En este aspecto, Goth ex-plicó que en la actualidad Corrientes no procesa ni la mitad de la madera que produce, y un gran porcentaje va a parar a industrias radicadas en otras provincias, como Misiones y Entre Ríos. Similar apreciación compartió con este medio el director de Recursos Forestales de Corrientes, Luis María Mestres, quien ratificó el apoyo del Gobierno a la instalación de pasteras: "Hoy somos exportadores de madera sin procesar, y no podemos seguir dándonos ese lujo", señaló el funcionario en diálogo con este diario.
Ante una eventual radicación de una pastera en la provincia -el mes próximo llegarán posibles inversores a evaluar la masa forestal y posibles lugares-, Goth comentó que la mejor opción podría ser la zona de Ituzaingó, sobre el río Paraná. En este aspecto, el productor explicó que si bien la mayor superficie plantada se encuentra en la costa del río Uruguay, esa cuenca hídrica no tiene las ventajas de navegación que tiene el Paraná, y para esta actividad el transporte fluvial es fundamental. En este caso, Ituzaingó se en-cuentra cercano a las cuencas forestales de la costa del Uruguay y cuenta con lugares aptos para la instalación de puertos.
No obstante a estas estimaciones, tanto Goth como Mestres dejaron en claro que cualquier tipo de emprendimiento industrial de estas características tendría un tiempo mínimo de construcción de tres años y medio. Sin embargo, el titular de Recursos Forestales estimó que en ese tiempo Corrientes llegaría a un punto récord de árboles plantados listos para procesar, que asegurarían un caudal de materia prima óptimo para industrias pasteras de tecnología de punta. "Estimamos que para 2015 vamos a tener una gran superficie forestal lista para procesar, porque entre 2000 y 2002 hubo plantaciones muy importantes", señaló el funcionario.

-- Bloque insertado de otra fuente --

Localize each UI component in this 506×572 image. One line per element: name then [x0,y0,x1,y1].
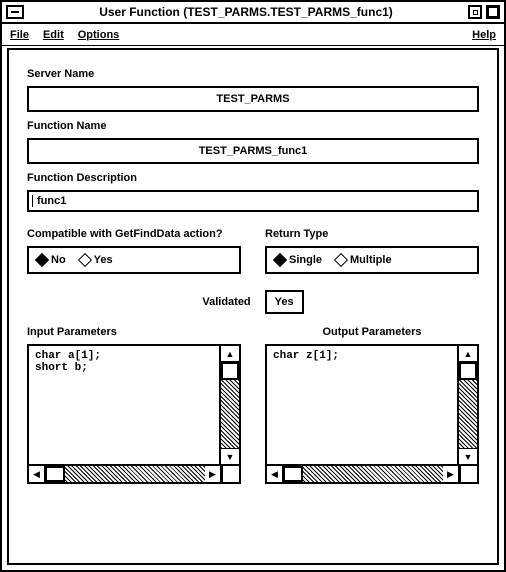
scroll-left-icon[interactable]: ◀ [267,466,283,482]
menu-bar: File Edit Options Help [2,24,504,46]
label-return-type: Return Type [265,228,479,240]
textarea-output-params[interactable]: char z[1]; ▲ ▼ ◀ ▶ [265,344,479,484]
input-params-text[interactable]: char a[1]; short b; [29,346,221,464]
radio-return-multiple[interactable]: Multiple [336,254,392,266]
radio-compatible-yes[interactable]: Yes [80,254,113,266]
scrollbar-horizontal[interactable]: ◀ ▶ [29,464,239,482]
radio-compatible-no[interactable]: No [37,254,66,266]
label-output-params: Output Parameters [265,326,479,338]
scrollbar-vertical[interactable]: ▲ ▼ [459,346,477,464]
window-title: User Function (TEST_PARMS.TEST_PARMS_fun… [26,5,466,19]
diamond-icon [35,253,49,267]
scroll-up-icon[interactable]: ▲ [459,346,477,362]
scroll-right-icon[interactable]: ▶ [205,466,221,482]
scroll-right-icon[interactable]: ▶ [443,466,459,482]
maximize-button[interactable] [486,5,500,19]
diamond-icon [334,253,348,267]
field-server-name: TEST_PARMS [27,86,479,112]
window-frame: User Function (TEST_PARMS.TEST_PARMS_fun… [0,0,506,572]
menu-file[interactable]: File [10,29,29,41]
label-validated: Validated [202,296,250,308]
diamond-icon [78,253,92,267]
radio-group-return-type: Single Multiple [265,246,479,274]
title-bar[interactable]: User Function (TEST_PARMS.TEST_PARMS_fun… [2,2,504,24]
input-function-description[interactable]: func1 [27,190,479,212]
minimize-button[interactable] [468,5,482,19]
menu-help[interactable]: Help [472,29,496,41]
scrollbar-horizontal[interactable]: ◀ ▶ [267,464,477,482]
field-function-name: TEST_PARMS_func1 [27,138,479,164]
label-function-name: Function Name [27,120,479,132]
scroll-left-icon[interactable]: ◀ [29,466,45,482]
output-params-text[interactable]: char z[1]; [267,346,459,464]
diamond-icon [273,253,287,267]
label-compatible: Compatible with GetFindData action? [27,228,241,240]
label-input-params: Input Parameters [27,326,241,338]
field-validated: Yes [265,290,304,314]
radio-group-compatible: No Yes [27,246,241,274]
system-menu-icon[interactable] [6,5,24,19]
scrollbar-vertical[interactable]: ▲ ▼ [221,346,239,464]
textarea-input-params[interactable]: char a[1]; short b; ▲ ▼ ◀ ▶ [27,344,241,484]
label-function-description: Function Description [27,172,479,184]
menu-options[interactable]: Options [78,29,120,41]
scroll-up-icon[interactable]: ▲ [221,346,239,362]
menu-edit[interactable]: Edit [43,29,64,41]
radio-return-single[interactable]: Single [275,254,322,266]
scroll-down-icon[interactable]: ▼ [459,448,477,464]
scroll-down-icon[interactable]: ▼ [221,448,239,464]
label-server-name: Server Name [27,68,479,80]
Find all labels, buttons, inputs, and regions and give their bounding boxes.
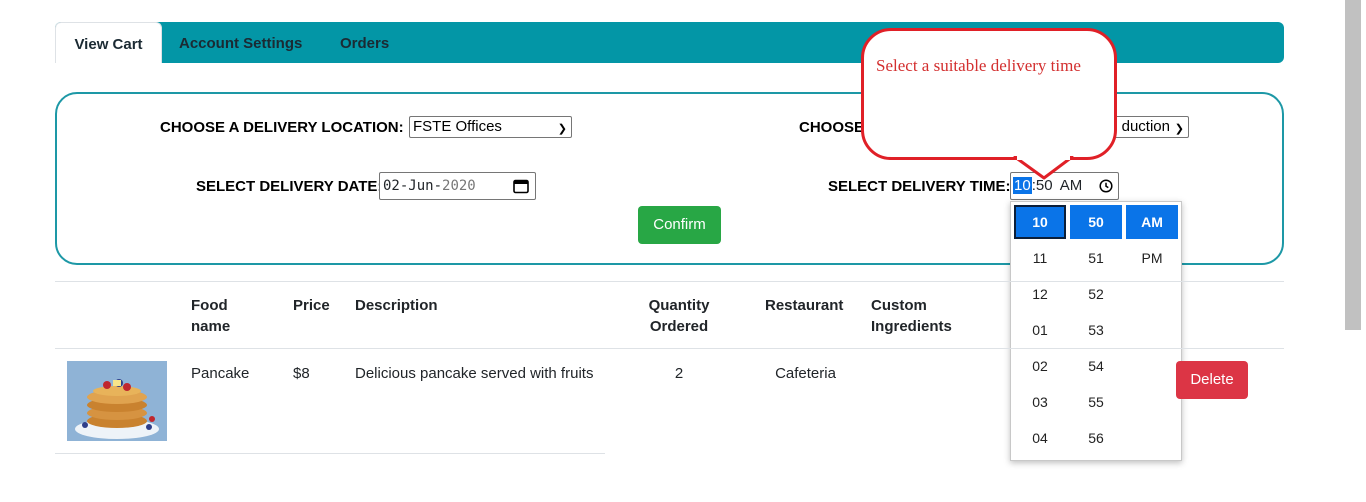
period-column: AM PM [1126, 205, 1178, 277]
row-divider [55, 453, 605, 454]
second-choose-value: duction [1121, 118, 1170, 135]
time-picker-dropdown: 10 11 12 01 02 03 04 50 51 52 53 54 55 5… [1010, 201, 1182, 461]
delivery-date-label: SELECT DELIVERY DATE: [196, 178, 383, 195]
hour-option[interactable]: 11 [1014, 241, 1066, 275]
header-food-name: Food name [191, 297, 231, 335]
minute-option[interactable]: 56 [1070, 421, 1122, 455]
minute-option[interactable]: 52 [1070, 277, 1122, 311]
hour-option[interactable]: 03 [1014, 385, 1066, 419]
cell-description: Delicious pancake served with fruits [355, 365, 594, 382]
header-description: Description [355, 297, 438, 314]
calendar-icon[interactable] [513, 178, 529, 194]
cell-food-name: Pancake [191, 365, 250, 382]
period-option[interactable]: AM [1126, 205, 1178, 239]
page-scrollbar[interactable] [1345, 0, 1361, 330]
hour-option[interactable]: 02 [1014, 349, 1066, 383]
cell-quantity: 2 [674, 365, 684, 382]
food-image [67, 361, 167, 441]
delivery-location-select[interactable]: FSTE Offices ❯ [409, 116, 572, 138]
date-year: 2020 [442, 178, 476, 194]
tab-orders[interactable]: Orders [340, 22, 389, 63]
cell-restaurant: Cafeteria [775, 365, 836, 382]
chevron-down-icon: ❯ [557, 123, 567, 135]
tab-view-cart[interactable]: View Cart [55, 22, 162, 63]
delete-button[interactable]: Delete [1176, 361, 1248, 399]
minute-option[interactable]: 51 [1070, 241, 1122, 275]
header-quantity: Quantity Ordered [648, 297, 710, 335]
header-custom-ingredients: Custom Ingredients [871, 297, 952, 335]
callout-text: Select a suitable delivery time [876, 56, 1081, 75]
delivery-time-callout [861, 28, 1117, 160]
hour-option[interactable]: 01 [1014, 313, 1066, 347]
callout-pointer [1013, 156, 1074, 180]
minute-column: 50 51 52 53 54 55 56 [1070, 205, 1122, 457]
hour-column: 10 11 12 01 02 03 04 [1014, 205, 1066, 457]
minute-option[interactable]: 54 [1070, 349, 1122, 383]
minute-option[interactable]: 55 [1070, 385, 1122, 419]
confirm-button[interactable]: Confirm [638, 206, 721, 244]
tab-account-settings[interactable]: Account Settings [179, 22, 302, 63]
clock-icon[interactable] [1099, 179, 1113, 193]
hour-option[interactable]: 04 [1014, 421, 1066, 455]
delivery-time-label: SELECT DELIVERY TIME: [828, 178, 1011, 195]
minute-option[interactable]: 53 [1070, 313, 1122, 347]
minute-option[interactable]: 50 [1070, 205, 1122, 239]
cell-price: $8 [293, 365, 310, 382]
header-restaurant: Restaurant [765, 297, 844, 314]
delivery-location-value: FSTE Offices [413, 118, 502, 135]
header-price: Price [293, 297, 330, 314]
second-choose-label: CHOOSE [799, 119, 865, 136]
hour-option[interactable]: 10 [1014, 205, 1066, 239]
table-top-border [55, 281, 1284, 282]
hour-option[interactable]: 12 [1014, 277, 1066, 311]
header-divider [55, 348, 1284, 349]
date-day-month: 02-Jun- [383, 178, 443, 194]
delivery-date-input[interactable]: 02-Jun-2020 [379, 172, 536, 200]
delivery-location-label: CHOOSE A DELIVERY LOCATION: [160, 119, 404, 136]
period-option[interactable]: PM [1126, 241, 1178, 275]
chevron-down-icon: ❯ [1174, 123, 1184, 135]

En este marco, ambos referentes del sector dejaron en claro que de no lograr la anhelada industrialización de la madera, la provincia debería buscar otras alternativas. "No queremos ser meros exportadores de madera sin procesar hacia otras provincias", dijo Mestres. Por su parte, Goth consideró que "si no logramos la industrialización sería una catástrofe; seríamos el único lugar del mundo que tiene una inmensa masa forestal y no tiene industrias para procesar la madera. Tendríamos que talar todos los árboles y dedicarnos a otra cosa", concluyó.